Postby churro » Wed Jun 03, 2015 12:51 pm

zelph wrote:It would be nice if you could fasten it to the ground and cover with a vinyl cover like what they use for BBQ grilles.



Solar irradiation on the surface of the food might just cook more efficiently than solar irradiation on metal. What I am imagining is a pyrex casserole dish with food in it and no other impediment. Another thing to try.


I like that idea and you might try that soon to test your idea. One small game hen for starters. Your recent bake had browned ingredients more than likely produced through the clear lid....right?


I have a post in the back yard that used to house a satellite dish. It's a 4" diameter steel tube, set in concrete and located where sun hits it all day long. I am thinking of cutting it off at a convenient height and making a more durable reflector out of aluminum flashing or something. A grill cover should fit well.

And, yes, the browning seemed to happen almost exclusively from the top, through the glass lid.

I made some lamb curry in it yesterday and it came out great in about 1.5 hours. I cheated a little by browning the meat and onions in a pan on the kitchen stove, then put it into the pot with some mashed sweet potato, home canned apples, homemade turkey stock, curry powder, garlic, red chile and a can of coconut milk. It simmered gently from about 4:00 until 5:30 and the meat was perfectly tender. Nice to know it works even fairly late in the day. It was windy, too, and I was pleased with it's stability.

churro
Posts: 208
Joined: Tue Feb 17, 2015 12:00 pm

Re: Solar cooker

Postby churro » Tue Jun 09, 2015 11:48 pm

I have been avoiding checking out any of the advertising for the Go Sun stove Zelph pointed out. I can't afford it, but my sinful, covetous heart just won't let me rest once I see something I want... This video is kind of fun, and seems like a reasonable test of the equipment, with music and drones to boot.


churro
Posts: 208
Joined: Tue Feb 17, 2015 12:00 pm

Re: Solar cooker

Postby churro » Wed Jun 10, 2015 10:46 am

Mr. Heater wrote:Now that's an interesting design. Looks like it would be kind of fragile and hard to clean inside.

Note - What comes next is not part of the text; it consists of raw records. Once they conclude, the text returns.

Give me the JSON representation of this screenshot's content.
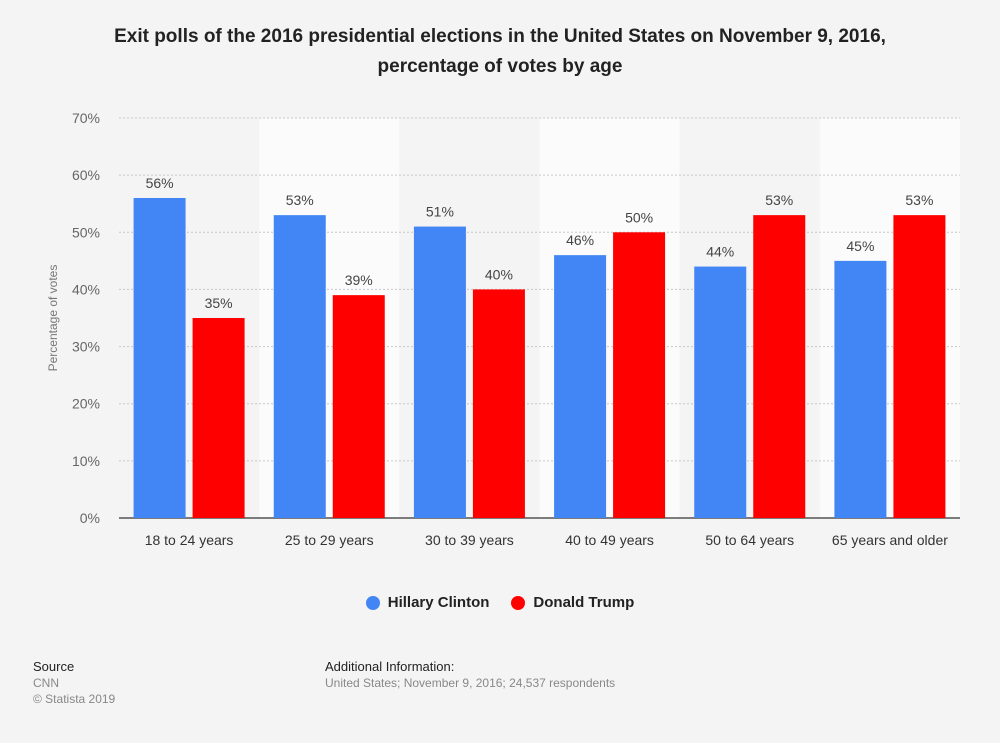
{
  "title_lines": [
    "Exit polls of the 2016 presidential elections in the United States on November 9, 2016,",
    "percentage of votes by age"
  ],
  "chart_data": {
    "type": "bar",
    "title": "Exit polls of the 2016 presidential elections in the United States on November 9, 2016, percentage of votes by age",
    "xlabel": "",
    "ylabel": "Percentage of votes",
    "categories": [
      "18 to 24 years",
      "25 to 29 years",
      "30 to 39 years",
      "40 to 49 years",
      "50 to 64 years",
      "65 years and older"
    ],
    "series": [
      {
        "name": "Hillary Clinton",
        "color": "#4285f4",
        "values": [
          56,
          53,
          51,
          46,
          44,
          45
        ]
      },
      {
        "name": "Donald Trump",
        "color": "#ff0000",
        "values": [
          35,
          39,
          40,
          50,
          53,
          53
        ]
      }
    ],
    "ylim": [
      0,
      70
    ],
    "yticks": [
      0,
      10,
      20,
      30,
      40,
      50,
      60,
      70
    ],
    "value_suffix": "%",
    "grid": true,
    "legend": "bottom-center"
  },
  "source": {
    "heading": "Source",
    "lines": [
      "CNN",
      "© Statista 2019"
    ]
  },
  "additional_info": {
    "heading": "Additional Information:",
    "text": "United States; November 9, 2016; 24,537 respondents"
  }
}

It wouldn't take much to build a cooker like that. The tubes are a lot cheaper than the finished product. :)


Yeah, I was thinking that, too. There's a 2 year, no-questions-asked warranty on the tube, though, and the way it folds up for transport helps protect the tube. It comes with a cleaning attachment that screws onto the cooking tray. The instructional videos on the Gosun youtube page are both funny and informative. It actually looks to be easier to clean than I would have thought. You just put some soapy water in the tray, screw on the cleaning attachment and sort of plunge it out, then rinse. The reflectors and outside of the tube can be cleaned with glass cleaner.

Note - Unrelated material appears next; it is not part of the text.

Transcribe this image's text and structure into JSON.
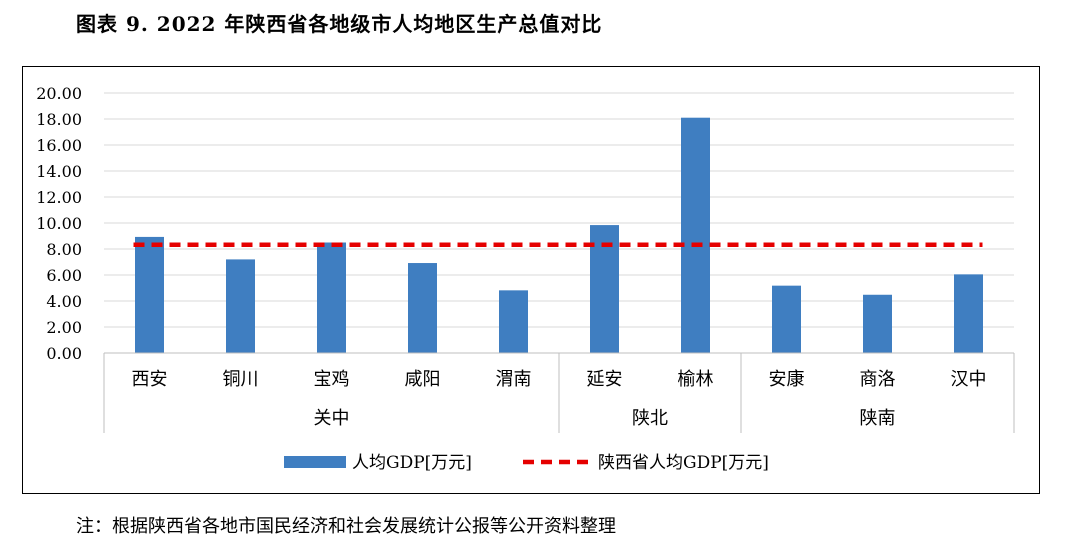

They are accepting pre-orders on the Gosun grill, which features a bigger tube, optional stand and optional phases-change heat battery so you can "cook at night". That sounds cool, but I am curious just how effective the "battery" is. Just re-heating, or actual cooking, I wonder? It's actually not priced too badly for a full-sized grill if you get the pre-order discount.

One thing I found interesting about their marketing strategy is that for every 4 they sell a fifth will be donated to a needy family through some solar cooker non-profit. They seem to be using the donations as a way to both advertise and expand production so as to bring the price down through mass-production. Oh, yeah, and they have a commercial array that has 4 units mounted to a sturdy base that swivels and tilts conveniently. While expensive, it has eye-apeal to draw attention and would work in places where power was not available. If I was a carny I'd probably invest in one, then sell overpriced s'mores and hot dogs...

It doesn't seem like a stand-alone product, to me. Should be great for quickly reheating food, for browning meat before placing it in something bigger to make chili or stew, maybe for tapas or something like tacos where only some of the food that is served is actually cooked. Maybe the bigger version will be more versatile.